How I Built
This Site
A UX designer with no coding background built and deployed a portfolio site in days — using AI as a development partner. Here's exactly how it happened, what broke, and what I learned.
The Process — Step by Step
The Starting Point
I wanted a portfolio. I didn't want to code one.
As a designer navigating the AI era, I wanted to reposition — not just what I make, but how I make it. Building this portfolio through vibe coding felt like the right first move: prove the process by living it. I'd seen vibe coding — using AI to generate code through conversation — and decided to try it. I signed up for Claude Pro and opened a terminal for the first time.
The first version Claude generated was functional but generic. The design felt like every other portfolio I'd seen. That wasn't good enough.
Design Direction
Framer template as a reference. Secret lab as a concept.
Instead of describing the design in words, I found a Framer template I loved and gave Claude the URL. Within one prompt, the aesthetic shifted completely — clean, clinical, white-on-white with sharp typography.
The concept: Lab Unknown — a secret research lab where UX problems get diagnosed and solved. Case studies became "classified files." The domain labunknown.ca was available. Done.
Content Strategy
Case studies built from live sites — with AI doing the research.
For each case study, I gave Claude a live URL of a site I'd worked on during my agency years.
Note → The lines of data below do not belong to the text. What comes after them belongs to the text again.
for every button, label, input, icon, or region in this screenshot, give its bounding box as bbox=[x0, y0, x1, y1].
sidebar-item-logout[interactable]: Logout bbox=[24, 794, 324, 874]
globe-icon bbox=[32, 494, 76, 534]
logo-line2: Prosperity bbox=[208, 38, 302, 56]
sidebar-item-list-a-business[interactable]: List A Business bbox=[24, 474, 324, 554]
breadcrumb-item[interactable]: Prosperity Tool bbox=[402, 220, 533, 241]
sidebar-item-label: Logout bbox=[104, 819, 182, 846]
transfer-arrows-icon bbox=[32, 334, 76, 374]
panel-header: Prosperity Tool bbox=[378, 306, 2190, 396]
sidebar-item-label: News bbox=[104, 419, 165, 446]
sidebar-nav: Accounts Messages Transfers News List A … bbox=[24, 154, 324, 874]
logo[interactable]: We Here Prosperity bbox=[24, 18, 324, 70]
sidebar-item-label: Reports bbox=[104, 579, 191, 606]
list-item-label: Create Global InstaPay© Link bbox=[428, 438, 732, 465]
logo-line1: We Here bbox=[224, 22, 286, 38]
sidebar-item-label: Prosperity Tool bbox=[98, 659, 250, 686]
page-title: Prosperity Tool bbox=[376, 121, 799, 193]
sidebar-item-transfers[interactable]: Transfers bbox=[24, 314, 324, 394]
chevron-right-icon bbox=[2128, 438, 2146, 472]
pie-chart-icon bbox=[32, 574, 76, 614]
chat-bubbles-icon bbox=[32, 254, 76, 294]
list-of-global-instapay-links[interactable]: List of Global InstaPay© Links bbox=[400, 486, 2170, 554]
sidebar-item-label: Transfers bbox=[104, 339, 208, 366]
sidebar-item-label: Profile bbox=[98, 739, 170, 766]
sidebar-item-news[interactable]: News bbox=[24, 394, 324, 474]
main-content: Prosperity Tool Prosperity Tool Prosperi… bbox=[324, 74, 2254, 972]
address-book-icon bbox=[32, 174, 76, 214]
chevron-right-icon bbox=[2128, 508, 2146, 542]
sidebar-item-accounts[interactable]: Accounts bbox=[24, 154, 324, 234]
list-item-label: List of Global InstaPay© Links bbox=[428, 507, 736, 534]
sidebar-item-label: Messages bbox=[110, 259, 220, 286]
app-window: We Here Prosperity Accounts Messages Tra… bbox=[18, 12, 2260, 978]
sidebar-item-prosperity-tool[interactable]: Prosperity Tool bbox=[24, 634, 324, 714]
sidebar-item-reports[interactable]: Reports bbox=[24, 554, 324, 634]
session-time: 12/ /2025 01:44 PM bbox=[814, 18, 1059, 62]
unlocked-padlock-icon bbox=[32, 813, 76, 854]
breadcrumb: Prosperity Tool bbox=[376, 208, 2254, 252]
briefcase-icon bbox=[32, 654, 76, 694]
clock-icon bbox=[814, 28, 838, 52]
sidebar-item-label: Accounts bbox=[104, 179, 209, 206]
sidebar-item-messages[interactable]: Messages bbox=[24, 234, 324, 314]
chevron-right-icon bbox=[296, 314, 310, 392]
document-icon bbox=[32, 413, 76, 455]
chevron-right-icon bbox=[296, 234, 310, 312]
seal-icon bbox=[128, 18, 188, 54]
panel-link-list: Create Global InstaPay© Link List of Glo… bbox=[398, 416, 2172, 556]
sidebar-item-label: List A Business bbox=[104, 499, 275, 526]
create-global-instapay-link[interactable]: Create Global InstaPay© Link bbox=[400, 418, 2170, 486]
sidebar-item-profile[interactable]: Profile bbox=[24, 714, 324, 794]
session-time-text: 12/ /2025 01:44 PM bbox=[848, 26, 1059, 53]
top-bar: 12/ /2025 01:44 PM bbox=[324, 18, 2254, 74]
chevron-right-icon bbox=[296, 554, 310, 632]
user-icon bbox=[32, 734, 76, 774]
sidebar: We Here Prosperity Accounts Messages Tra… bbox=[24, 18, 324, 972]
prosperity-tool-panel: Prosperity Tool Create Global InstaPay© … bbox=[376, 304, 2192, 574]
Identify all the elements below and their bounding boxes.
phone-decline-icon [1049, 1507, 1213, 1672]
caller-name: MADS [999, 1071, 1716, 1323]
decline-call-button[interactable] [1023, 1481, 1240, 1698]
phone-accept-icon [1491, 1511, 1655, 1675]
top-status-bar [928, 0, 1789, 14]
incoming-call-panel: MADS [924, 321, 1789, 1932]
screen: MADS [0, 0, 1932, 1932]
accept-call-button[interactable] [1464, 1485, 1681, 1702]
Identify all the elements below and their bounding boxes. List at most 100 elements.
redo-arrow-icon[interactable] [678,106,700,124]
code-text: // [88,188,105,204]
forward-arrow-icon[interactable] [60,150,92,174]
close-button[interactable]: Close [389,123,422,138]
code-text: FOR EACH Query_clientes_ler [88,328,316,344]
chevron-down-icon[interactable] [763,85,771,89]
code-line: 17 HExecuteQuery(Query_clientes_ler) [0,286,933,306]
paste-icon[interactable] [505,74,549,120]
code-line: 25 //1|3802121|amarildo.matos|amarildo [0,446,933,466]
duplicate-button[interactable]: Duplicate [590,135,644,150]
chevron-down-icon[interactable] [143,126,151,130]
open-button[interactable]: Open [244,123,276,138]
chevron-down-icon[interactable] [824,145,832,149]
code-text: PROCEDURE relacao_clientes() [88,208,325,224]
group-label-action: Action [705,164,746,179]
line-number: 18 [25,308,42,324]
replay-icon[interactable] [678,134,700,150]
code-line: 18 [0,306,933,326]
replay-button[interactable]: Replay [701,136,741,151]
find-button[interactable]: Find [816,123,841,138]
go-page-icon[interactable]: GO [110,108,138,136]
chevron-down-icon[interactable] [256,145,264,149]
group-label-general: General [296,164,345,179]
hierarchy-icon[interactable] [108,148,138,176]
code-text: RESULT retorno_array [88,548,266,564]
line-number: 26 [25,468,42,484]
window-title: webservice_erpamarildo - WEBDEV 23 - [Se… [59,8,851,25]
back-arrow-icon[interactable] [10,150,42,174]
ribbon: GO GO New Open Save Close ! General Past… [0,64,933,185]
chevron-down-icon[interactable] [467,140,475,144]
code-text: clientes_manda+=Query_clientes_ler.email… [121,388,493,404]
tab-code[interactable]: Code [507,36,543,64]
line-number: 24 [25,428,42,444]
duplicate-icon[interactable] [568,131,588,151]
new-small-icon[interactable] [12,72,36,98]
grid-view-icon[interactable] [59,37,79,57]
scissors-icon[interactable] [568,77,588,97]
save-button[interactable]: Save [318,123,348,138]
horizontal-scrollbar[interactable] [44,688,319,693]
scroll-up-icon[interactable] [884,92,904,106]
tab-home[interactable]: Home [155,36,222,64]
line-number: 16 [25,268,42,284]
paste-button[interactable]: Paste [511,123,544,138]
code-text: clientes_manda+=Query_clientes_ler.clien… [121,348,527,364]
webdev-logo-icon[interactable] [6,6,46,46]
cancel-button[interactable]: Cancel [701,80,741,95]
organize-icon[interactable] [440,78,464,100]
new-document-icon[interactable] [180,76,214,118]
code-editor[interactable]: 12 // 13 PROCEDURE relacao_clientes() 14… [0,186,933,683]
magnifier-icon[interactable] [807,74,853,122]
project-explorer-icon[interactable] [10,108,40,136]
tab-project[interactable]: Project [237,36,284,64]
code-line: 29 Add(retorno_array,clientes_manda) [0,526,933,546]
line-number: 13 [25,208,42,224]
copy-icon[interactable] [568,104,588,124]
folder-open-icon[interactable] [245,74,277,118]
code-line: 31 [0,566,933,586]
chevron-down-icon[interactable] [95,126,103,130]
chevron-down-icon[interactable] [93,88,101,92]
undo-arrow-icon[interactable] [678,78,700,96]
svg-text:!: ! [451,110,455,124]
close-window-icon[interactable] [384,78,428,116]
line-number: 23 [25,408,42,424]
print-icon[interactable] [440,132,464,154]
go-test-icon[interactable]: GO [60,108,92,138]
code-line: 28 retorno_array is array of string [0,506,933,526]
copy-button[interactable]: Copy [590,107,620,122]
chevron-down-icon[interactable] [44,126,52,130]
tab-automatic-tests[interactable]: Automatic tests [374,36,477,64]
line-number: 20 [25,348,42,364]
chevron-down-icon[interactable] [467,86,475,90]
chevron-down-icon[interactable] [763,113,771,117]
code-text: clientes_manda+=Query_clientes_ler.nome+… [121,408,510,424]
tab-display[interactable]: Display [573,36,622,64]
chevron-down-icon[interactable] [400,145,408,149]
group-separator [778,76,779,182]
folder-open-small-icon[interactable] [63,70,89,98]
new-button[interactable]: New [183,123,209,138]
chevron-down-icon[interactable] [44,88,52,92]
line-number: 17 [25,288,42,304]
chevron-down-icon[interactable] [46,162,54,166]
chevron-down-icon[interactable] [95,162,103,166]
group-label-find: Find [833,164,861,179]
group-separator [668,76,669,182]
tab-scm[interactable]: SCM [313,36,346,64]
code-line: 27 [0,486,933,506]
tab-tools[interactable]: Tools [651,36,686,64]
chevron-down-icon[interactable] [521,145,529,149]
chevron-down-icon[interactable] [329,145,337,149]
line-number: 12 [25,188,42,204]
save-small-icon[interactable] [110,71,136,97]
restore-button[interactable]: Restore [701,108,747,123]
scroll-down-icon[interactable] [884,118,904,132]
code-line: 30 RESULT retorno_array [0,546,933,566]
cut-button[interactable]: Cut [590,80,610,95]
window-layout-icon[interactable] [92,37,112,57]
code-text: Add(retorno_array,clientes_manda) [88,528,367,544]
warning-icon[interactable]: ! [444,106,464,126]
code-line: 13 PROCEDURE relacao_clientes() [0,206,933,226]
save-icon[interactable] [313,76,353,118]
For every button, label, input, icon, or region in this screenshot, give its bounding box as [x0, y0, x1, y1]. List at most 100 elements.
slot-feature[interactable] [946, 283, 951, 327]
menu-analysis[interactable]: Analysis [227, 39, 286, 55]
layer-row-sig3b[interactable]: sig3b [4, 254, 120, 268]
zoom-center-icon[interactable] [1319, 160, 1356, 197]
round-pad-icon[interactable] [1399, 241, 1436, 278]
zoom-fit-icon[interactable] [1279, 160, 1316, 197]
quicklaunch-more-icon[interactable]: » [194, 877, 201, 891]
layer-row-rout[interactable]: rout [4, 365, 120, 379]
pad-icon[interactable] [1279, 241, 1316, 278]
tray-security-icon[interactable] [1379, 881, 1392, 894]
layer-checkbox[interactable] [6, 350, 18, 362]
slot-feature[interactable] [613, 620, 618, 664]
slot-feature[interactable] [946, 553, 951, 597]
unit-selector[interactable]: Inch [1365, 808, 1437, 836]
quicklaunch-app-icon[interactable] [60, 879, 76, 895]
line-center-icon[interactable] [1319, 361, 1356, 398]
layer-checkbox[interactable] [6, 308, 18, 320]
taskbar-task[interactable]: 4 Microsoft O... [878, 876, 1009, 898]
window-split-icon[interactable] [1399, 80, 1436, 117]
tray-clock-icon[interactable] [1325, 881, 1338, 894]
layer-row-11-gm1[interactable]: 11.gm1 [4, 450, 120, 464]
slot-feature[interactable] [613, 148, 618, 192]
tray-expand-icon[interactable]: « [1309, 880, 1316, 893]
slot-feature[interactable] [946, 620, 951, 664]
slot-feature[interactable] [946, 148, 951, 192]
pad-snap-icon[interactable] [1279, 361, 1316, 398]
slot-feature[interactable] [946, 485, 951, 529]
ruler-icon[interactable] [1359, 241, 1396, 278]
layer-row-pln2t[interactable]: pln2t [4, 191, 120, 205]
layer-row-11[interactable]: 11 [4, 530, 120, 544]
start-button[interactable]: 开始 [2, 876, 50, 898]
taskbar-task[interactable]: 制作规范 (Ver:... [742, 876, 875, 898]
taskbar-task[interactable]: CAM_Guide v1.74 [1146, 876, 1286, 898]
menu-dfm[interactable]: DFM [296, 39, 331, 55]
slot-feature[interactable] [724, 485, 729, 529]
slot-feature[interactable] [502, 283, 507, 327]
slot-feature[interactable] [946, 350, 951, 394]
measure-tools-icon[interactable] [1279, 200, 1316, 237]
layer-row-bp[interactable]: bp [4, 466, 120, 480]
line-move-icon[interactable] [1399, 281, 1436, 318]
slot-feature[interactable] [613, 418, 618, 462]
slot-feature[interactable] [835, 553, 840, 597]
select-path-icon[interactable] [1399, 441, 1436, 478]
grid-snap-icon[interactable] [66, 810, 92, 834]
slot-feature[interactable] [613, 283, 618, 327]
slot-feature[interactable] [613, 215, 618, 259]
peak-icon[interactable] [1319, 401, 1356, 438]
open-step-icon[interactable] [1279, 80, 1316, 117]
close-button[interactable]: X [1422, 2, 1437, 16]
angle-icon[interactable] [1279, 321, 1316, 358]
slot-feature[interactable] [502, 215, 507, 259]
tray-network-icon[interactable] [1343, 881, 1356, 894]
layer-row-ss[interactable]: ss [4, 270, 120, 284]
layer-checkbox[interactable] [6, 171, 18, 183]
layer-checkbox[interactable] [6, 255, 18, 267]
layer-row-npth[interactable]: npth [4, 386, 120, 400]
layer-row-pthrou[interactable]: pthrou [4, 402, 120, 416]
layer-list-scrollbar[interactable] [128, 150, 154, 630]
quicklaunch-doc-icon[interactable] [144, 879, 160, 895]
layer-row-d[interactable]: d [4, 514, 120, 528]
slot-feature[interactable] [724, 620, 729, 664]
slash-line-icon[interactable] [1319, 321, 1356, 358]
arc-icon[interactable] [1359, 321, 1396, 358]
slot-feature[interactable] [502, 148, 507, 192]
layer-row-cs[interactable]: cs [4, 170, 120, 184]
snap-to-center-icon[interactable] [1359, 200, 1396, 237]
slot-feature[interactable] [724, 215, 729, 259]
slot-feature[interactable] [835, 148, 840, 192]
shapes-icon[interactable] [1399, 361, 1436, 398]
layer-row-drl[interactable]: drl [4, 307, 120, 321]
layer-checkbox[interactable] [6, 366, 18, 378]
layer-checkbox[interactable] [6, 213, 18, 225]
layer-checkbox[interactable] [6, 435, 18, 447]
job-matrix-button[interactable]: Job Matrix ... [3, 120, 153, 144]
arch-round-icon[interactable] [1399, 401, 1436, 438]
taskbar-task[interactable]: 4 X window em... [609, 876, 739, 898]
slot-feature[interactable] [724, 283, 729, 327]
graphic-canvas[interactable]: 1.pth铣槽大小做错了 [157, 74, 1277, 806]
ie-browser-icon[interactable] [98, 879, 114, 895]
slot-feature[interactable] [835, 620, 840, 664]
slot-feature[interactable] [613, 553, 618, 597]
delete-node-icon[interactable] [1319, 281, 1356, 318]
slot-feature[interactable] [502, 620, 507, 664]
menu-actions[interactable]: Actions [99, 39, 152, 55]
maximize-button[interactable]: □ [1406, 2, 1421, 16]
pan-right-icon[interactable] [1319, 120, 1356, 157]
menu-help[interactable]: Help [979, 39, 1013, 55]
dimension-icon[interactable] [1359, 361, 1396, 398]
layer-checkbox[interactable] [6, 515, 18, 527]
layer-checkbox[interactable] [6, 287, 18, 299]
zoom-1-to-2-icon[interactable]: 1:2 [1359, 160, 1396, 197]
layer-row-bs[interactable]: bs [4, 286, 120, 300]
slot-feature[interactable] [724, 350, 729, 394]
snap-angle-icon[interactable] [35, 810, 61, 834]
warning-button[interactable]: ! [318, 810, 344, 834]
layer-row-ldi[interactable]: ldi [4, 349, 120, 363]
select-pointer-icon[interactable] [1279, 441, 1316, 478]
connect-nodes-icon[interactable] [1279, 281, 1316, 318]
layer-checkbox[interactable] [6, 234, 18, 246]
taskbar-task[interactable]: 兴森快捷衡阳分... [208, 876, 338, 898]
Claude analyzed the current state, compared it to what I described about the original, and built a before/after case study with a clear narrative.
I then layered in my actual observations — the real decisions, the politics, the constraints — to make it authentic. AI gave me the structure. I gave it the truth.
Deployment
From local files to live site — with a few wrong turns.
The site was built as pure HTML/CSS — no framework, no build tools. Deployment started with a simple drag-and-drop to Netlify Drop. The site was live in under a minute.
Then I tried to connect GitHub for auto-deployment. This is where things got
interesting. Git had no identity configured. The branch was master
not main. Netlify kept failing with "Build image no longer supported."
Each error had a fix. None of them required understanding code deeply —
just reading the error message and asking the right question.
git config --global user.name "Your Name"
git push -u origin master
Domain & DNS
labunknown.ca — bought, configured, and live.
Domain purchased through Cloudflare Registrar — chosen specifically because it sells domains at cost with no markup on renewals. Added a CNAME record pointing to Netlify's load balancer, set proxy status to DNS only, and the site resolved within 30 minutes.
Name: @
Target: apex-loadbalancer.netlify.com
Proxy: DNS only
Ongoing
Iterating. Adding. Documenting.
The site is a living document. More case studies are being added. A social media content page was built with a scrolling marquee — hover to pause, images shift from desaturated to full color. Insights and longer-form thinking are now published on Substack, with an auto-feed pulling directly into the About page.
And this page itself — the one you're reading — is part of the process. Documenting how it was built is as important as building it.
What I Actually Learned
Vibe coding is a design skill
The quality of output is directly proportional to the quality of direction. Knowing what you want — and how to describe it — is the same skill as writing a good design brief. Designers already have this.
You don't need to understand code to ship
I still can't write CSS from scratch. But I can read it, modify it, debug it with AI help, and deploy it. That's enough to own your own digital presence without depending on a developer.
The process is the content
Documenting this journey — every error, every decision, every tool — is itself a portfolio piece. It demonstrates systems thinking, problem-solving, and the ability to learn in public. That's what employers actually want to see.
A note on transparency: This site was built entirely through conversation with Claude (Anthropic's AI). No prior coding experience was required. All design decisions, content direction, and strategic choices were made by me. The AI handled implementation. This is what "AI-assisted design" looks like in practice — not replacing the designer, but removing the barrier between idea and execution.